そして、「そんな未来と夢に向かって頑張っていきたい気持ちを込められる楽曲を、大好きな大好きな方に提供していただいて、新しい場所に向かって歩いていきたいと思います。今日はありがとうございました」と結び、「夏のばね」へ。敬愛する尾崎雄貴(Galileo GalileiBBHF)から贈られた曲を、鈴木は目をつぶり、歌に集中し、最高のおすそ分けとして聴かせてくれた。感情の爆発を歌声というカプセルに凝縮させ、これ以上はないほどに絞り出した表現力で鈴木の想いを形にしてくれた。ラスト近く、「何度でも」で、今度は抑えていた感情を爆発させるように両手を広げて歌唱する鈴木。「高く飛ぶ」を繰り返し、繰り返し歌い上げていく。力を出し切った鈴木は晴れやかな顔で、膝を軽く曲げてお辞儀するカーテシーで別れを告げ、下手へと力強く歩き去っていった。

この夜最大の、歌による圧倒。だが、立ち直ったフロアは拍手と声でアンコールを呼びかけると、キラキラとしたイントロが流れ始め、上はツアーTシャツ、下は膝上の巻きスカートの鈴木が再登場。最後のMCで語った思い、「ぜんぶ無駄じゃないと わかる日が来る」が歌詞に表現されている「My Own Story」。直接想いを伝えたわけではないにもかかわらず坂本真綾が歌詞に封じ込めた、これも鈴木にとって人生の伴侶となるであろう曲を、鈴木はやはりステージ中央で歌い切っていく。2番ではシャボン玉が会場に広がり、ライトの光を受けたシャボン玉は虹色を見せ、鈴木みのりのこれからが鮮やかに彩られるだろうことを示してみせた。

最後のMCでは、岡持ちに入れられたグッズを紹介後、次の曲では写真撮影OKが鈴木から伝えられ、続いて「今日をあらためて最高の1日に」という偽らざる本心が口からこぼれる。鍵盤が奏でるイントロ、鈴木のアカペラで始まると開始早々、「いっせーのーでっ!」「Yeah!」の歌に合わせて、鈴木が「ハイポーズ」でシャッターチャンスを提供、フロアでは声を出しながらスマホを掲げてシャッターを切る観客。そう、ラストソングは「いっせーのーでっ!」。鈴木みのりが歌うとあらわれるキラキラ感、ワクワク感を、彼女を長く見つめてきた北川が曲に込め、観客からのコールも盛り込んだライブ曲。2年ぶりのライブ、声出しOKの喜びを表現するのに最高の一曲を味わうと、鈴木は「みなさんありがとうございました。緊張していたんですけど、本当に今の自分の気持ちをさらけだすことができました」というファンにとっては嬉しすぎる言葉をかけた。最後に、「カメラ持ちながらでも高く」とあおられ、ステージの上と下で一斉にジャンプ! 最後の最後の「もう1回!」のジャンプで長く濃厚なライブに幕が引かれた。
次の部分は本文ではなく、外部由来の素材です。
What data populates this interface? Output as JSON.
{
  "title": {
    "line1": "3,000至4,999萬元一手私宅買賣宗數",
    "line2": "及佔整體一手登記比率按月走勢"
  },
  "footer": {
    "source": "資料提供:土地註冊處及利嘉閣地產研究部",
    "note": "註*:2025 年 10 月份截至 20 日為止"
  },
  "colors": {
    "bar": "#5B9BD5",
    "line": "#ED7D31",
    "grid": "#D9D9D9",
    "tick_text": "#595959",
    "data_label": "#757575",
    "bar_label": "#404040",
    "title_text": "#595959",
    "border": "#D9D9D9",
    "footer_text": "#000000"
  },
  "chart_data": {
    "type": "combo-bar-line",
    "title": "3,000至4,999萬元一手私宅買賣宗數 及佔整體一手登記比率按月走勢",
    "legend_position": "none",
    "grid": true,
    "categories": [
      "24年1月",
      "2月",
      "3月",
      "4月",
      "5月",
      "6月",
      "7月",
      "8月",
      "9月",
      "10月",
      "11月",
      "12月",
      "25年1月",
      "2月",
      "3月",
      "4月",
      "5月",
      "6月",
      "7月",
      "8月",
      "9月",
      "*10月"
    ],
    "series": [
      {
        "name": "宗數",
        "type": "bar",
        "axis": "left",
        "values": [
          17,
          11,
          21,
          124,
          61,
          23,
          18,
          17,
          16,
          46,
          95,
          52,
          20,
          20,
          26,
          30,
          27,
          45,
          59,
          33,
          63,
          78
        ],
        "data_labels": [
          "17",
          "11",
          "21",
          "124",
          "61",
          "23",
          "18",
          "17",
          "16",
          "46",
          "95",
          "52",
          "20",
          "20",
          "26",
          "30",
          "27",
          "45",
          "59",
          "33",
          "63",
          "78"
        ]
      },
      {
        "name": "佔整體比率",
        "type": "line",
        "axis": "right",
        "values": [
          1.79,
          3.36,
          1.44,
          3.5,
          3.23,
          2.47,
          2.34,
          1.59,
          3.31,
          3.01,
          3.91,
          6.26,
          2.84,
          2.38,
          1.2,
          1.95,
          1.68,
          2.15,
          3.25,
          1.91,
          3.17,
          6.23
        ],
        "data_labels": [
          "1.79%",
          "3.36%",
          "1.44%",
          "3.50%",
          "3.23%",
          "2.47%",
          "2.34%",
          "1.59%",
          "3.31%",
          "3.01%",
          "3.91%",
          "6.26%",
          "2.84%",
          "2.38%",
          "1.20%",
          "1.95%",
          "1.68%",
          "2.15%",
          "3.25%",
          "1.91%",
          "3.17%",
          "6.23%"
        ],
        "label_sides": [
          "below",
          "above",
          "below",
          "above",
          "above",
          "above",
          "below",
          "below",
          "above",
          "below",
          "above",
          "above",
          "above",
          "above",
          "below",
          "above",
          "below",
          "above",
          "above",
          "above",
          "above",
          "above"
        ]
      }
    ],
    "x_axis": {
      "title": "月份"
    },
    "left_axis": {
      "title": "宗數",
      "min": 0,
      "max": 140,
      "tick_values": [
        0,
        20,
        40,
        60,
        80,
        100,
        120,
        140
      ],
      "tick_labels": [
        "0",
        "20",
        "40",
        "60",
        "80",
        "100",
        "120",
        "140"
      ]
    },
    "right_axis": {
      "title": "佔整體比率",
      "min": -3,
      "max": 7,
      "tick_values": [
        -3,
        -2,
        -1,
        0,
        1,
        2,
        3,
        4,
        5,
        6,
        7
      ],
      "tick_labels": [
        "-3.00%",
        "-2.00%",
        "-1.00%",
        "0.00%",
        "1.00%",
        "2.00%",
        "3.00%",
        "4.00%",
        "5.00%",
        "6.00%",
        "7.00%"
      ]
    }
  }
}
刻んだ歳月の意味というのは人それぞれであるが、鈴木みのりにとって5周年が大きな意味を持っている、それが伝わる夜だった。木々の葉が色づくように、自らの歌声に対する自信が少しずつ高まってきた今、歌を聴きに来てくれる人への感謝を軸に、鈴木の歌には「歌を聴いてもらおう」という想いがあふれていた。鈴木みのりを想う人々が彼女が生きる楽曲を生み、彼女と共に楽曲を作り上げ、ファンはその想いを受け取って楽曲を分かち合う。そんな環境を得て、鈴木みのりは歌手として一気に芽吹こうとしている。東京・大阪・愛知の3ヶ所それぞれで期待しか感じさせないライブツアーであった。2023年というメモリアルイヤーを経た末に、彼女がどのような成長を見せるのか、歌手としてどこまで成熟するのか、どんなみのりを見せてくれるのか、そう、鈴木みのりの5周年はまだ始まったばかりだ。